# Galaxy Danios



## Brilliant (Jun 25, 2006)

Hey guys,

Whos up for breeding Galaxy danios? I will have a batch of tank bred fish ready within a month or two. I dont really know how long until they are sexable.

These are not free....there are a few requirements. You must have an available tank ready for breeding, species only. A single 20L works perfectly or 2x10g tanks. You must pledge to try and breed them. I can help with the rest.


----------



## Ed_Alfonso (Dec 10, 2005)

Frank,
I have room for some GD's I have a few 15's & 20L's that are empty. I will call you.
Ed


----------



## Brilliant (Jun 25, 2006)

Great now we just need to meetup.

I just hatched a new batch so if anyone else is interested in breeding let me know, see first post.

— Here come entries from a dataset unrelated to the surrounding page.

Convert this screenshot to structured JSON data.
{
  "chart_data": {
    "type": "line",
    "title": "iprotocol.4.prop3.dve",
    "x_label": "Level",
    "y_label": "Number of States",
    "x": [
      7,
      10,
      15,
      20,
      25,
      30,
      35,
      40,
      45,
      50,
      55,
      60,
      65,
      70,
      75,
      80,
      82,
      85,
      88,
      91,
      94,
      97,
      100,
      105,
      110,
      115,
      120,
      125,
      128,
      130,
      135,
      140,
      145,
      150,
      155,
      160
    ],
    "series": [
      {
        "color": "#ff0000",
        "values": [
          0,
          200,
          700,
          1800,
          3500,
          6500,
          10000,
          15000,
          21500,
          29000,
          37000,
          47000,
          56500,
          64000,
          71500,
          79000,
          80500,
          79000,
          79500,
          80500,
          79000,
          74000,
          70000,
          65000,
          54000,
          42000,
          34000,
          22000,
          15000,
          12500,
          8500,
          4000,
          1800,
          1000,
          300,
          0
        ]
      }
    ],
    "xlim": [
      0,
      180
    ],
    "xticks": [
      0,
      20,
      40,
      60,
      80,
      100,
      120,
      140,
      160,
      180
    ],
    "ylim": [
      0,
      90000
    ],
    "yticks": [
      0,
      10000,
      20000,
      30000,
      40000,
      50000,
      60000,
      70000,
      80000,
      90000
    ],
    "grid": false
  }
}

Please express your thanks to Erin, she made this possible.


----------



## Emc2 (Oct 29, 2005)

I'm glad to see you were able to breed them and share the wealth. Congratulations.


----------



## dawntwister (Sep 29, 2007)

I would like to see how they look. Googled them but couldn't find them. Perhaps they are listed under another name?


----------



## Brilliant (Jun 25, 2006)

Here you go

http://images.google.com/images?um=1&hl=en&rls=com.microsoft:*&q=galaxy+rasbora

There seems to be many other names. When I made this they decide to call them danios. 



Emc2 said:


> I'm glad to see you were able to breed them and share the wealth. Congratulations.


I was under pressure!  Thank you.


----------